‘Ooit miste ik een vliegtuig door Mark Rothko.’
Zo begint Peter Delpeut zijn essay In de afgrond: Mark Rothko, opgenomen in de bundel Pleidooi voor het treuzelen: over verbeelding en andere genoegens. Peter Delpeut beschrijft hoe hij tijdens een eendaags verblijf in Londen een vriend met wie hij samen een film gaat maken over de western en het Amerikaanse landschap per se de Seagram murals wil laten zien.
‘Ik had de Rothko Room stilzwijgend in het researchdagje Londen ingepland, als een verrassing, iets intiems dat ik met mijn vriend wilde delen. Als je samen een film gaat maken, moet je je bloot durven geven. Ook nadat de ochtendvlucht met een fikse vertraging Londen had bereikt, zette ik het niet uit mijn hoofd. Nadenken over het Amerikaanse landschap kon volgens mij niet zonder de ervaring van de Seagram murals. Voor een van de donkerrode Rothko’s staan had iets van de Grand Canyon in kijken, verwondering en angst gingen daarin samen. Dat zou – zo had ik het bedacht – het slotakkoord van onze welbestede dag in Londen moeten zijn.’
Waar Peter Delpeut geen rekening mee heeft gehouden is dat de Seagram murals niet langer in de Tate Gallery maar in Tate Modern hangen.
Het kost te veel tijd om de andere oever van de Thames te bereiken. Maar desastreuzer is het dat de Seagram murals er in Tate Modern heel anders bij hangen.
‘Mijn schrik kon niet groter zijn. Alle schilderijen hingen er, maar in een ambiance waarin alles te veel was: het licht te veel gedempt, de muren een tint te grijs, de doeken net iets te ver van elkaar gehangen.’
In de afgrond: Mark Rothko gaat niet alleen over wat Peter Delpeut met het werk van Mark Rothko heeft, maar ook of misschien wel vooral over de invloed van de manier van exposeren op de beleving van het werk van Rothko.
Na de Londense teleurstelling probeert Peter Delpeut het in Hamburg opnieuw. Daar gaat hij kijken naar een chronologisch geordende overzichtstentoonstelling, die begint met figuratief werk. Peter Delpeut vreest het ergste, maar gaandeweg geeft hij zich gewonnen. In Hamburg hebben ze het volgens Peter Delpeut heel goed begrepen.
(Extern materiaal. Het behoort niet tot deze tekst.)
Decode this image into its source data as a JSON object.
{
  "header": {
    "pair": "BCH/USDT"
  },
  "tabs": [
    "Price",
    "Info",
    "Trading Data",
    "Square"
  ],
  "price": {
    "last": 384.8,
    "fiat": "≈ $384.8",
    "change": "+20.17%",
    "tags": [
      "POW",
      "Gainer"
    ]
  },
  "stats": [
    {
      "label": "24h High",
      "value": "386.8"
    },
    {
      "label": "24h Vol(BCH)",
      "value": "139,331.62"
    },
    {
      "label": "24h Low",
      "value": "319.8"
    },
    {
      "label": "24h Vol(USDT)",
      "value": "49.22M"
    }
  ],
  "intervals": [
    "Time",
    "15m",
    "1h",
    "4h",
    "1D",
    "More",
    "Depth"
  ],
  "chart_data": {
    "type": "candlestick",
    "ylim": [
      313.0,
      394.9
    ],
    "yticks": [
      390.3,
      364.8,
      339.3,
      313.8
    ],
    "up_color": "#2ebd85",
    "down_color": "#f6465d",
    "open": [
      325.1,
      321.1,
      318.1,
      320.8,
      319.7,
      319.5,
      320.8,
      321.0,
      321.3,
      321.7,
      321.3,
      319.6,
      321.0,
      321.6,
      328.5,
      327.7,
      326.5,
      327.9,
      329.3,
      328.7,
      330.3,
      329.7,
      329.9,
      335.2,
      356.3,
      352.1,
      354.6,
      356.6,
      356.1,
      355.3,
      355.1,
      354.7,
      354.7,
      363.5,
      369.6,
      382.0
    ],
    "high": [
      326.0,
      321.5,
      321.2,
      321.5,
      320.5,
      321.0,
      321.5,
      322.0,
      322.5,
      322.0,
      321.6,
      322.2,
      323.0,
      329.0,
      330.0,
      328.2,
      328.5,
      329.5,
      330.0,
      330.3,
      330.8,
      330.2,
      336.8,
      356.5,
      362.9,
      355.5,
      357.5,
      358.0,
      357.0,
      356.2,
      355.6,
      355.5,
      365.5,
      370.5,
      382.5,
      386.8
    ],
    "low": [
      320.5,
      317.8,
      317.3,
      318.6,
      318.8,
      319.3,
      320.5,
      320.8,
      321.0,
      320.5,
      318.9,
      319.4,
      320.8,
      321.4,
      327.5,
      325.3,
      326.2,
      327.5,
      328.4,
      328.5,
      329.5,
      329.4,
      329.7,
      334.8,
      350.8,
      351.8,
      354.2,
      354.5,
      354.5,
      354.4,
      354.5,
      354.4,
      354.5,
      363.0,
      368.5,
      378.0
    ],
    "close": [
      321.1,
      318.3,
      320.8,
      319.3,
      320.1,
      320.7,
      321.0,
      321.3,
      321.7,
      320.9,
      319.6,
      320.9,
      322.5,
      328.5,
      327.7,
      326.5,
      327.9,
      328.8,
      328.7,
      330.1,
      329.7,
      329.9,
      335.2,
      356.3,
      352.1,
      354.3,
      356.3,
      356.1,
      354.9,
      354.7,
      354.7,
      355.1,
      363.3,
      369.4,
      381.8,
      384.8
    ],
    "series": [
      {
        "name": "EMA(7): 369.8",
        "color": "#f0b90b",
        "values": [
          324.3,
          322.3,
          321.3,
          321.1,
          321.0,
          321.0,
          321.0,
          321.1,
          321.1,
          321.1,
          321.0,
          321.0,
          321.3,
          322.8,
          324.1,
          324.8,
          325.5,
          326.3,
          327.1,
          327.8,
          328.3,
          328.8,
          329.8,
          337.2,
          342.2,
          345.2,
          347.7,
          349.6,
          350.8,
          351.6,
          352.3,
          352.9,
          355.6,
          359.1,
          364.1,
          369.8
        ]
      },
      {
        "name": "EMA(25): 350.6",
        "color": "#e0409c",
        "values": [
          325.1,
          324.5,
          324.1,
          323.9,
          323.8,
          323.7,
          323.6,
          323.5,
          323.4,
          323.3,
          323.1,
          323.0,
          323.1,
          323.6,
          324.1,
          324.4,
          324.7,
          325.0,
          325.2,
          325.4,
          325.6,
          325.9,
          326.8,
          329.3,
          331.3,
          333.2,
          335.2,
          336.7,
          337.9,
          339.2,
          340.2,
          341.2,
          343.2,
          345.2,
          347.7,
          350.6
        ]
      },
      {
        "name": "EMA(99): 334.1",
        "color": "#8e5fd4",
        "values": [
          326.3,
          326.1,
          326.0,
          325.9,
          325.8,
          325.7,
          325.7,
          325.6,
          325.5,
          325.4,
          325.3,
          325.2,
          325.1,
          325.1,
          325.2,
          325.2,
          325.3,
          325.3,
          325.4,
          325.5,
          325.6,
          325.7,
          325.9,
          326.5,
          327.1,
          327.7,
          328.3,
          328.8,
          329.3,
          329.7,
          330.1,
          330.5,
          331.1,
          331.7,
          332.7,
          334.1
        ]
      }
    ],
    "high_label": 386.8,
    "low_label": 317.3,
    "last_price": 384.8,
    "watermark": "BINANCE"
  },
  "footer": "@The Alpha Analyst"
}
‘Je passeert de ene stemming na de andere, en laat je die allemaal toe, dan is het bezoek aan de tentoonstelling een uitputtingsslag. Rothko maakt ervaringskunst. Je hebt er niets aan om ze in een catalogus of op internet te bekijken. Je moet zien dat ze geschilderd zijn, bedachtzaam en precies. Vooral in de overgangsgebieden valt op hoe Rothko de grotere vlakken als een figuratief schilder bij elkaar brengt, of ze juist van elkaar scheidt. Niet door een lijn te trekken, een streep te zetten, maar door heel zorgvuldig penseelstreek na penseelstreek deze scheidingen op te bouwen. (…) geen centimeter is vanzelfsprekend, de pulserende kleuren hebben zich uitgestrekt over verborgen kleuren, die er bij nadere beschouwing zacht doorheen gloren. Spreken over kleurvlakken is eigenlijk een misverstand. Alles komt tot stand door de korte toets van het penseel, de streek, de beweging van boven naar beneden, van links naar rechts.’
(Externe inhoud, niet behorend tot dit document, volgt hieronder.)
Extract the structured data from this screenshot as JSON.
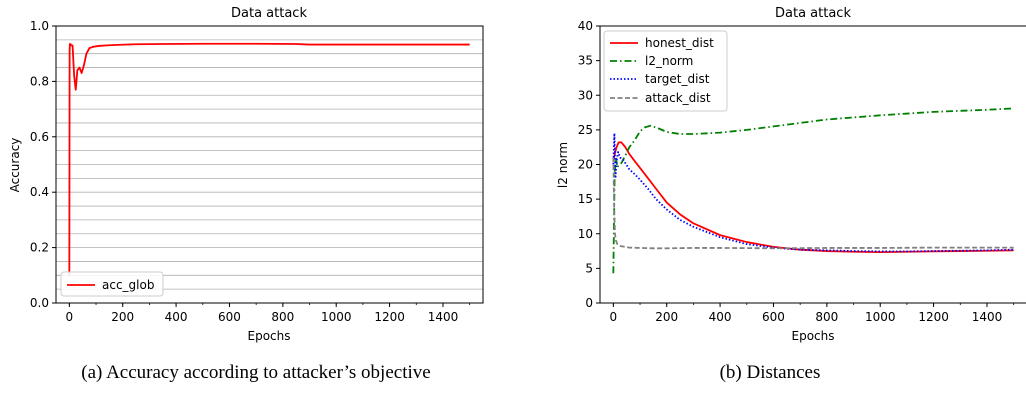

Om dat zo te zien, en om er in te verdrinken of er door naar beneden getrokken te worden, moet je het werk van Mark Rothko van heel dichtbij bekijken. Van zo dichtbij dat musea er zenuwachtig van worden.
Vanaf vandaag is in Gemeentemuseum Den Haag een overzichtstentoonstelling te zien van het werk van Mark Rothko. Eigenlijk ben ik wel benieuwd of Peter Delpeut tevreden is over de manier waar het werk daar hangt.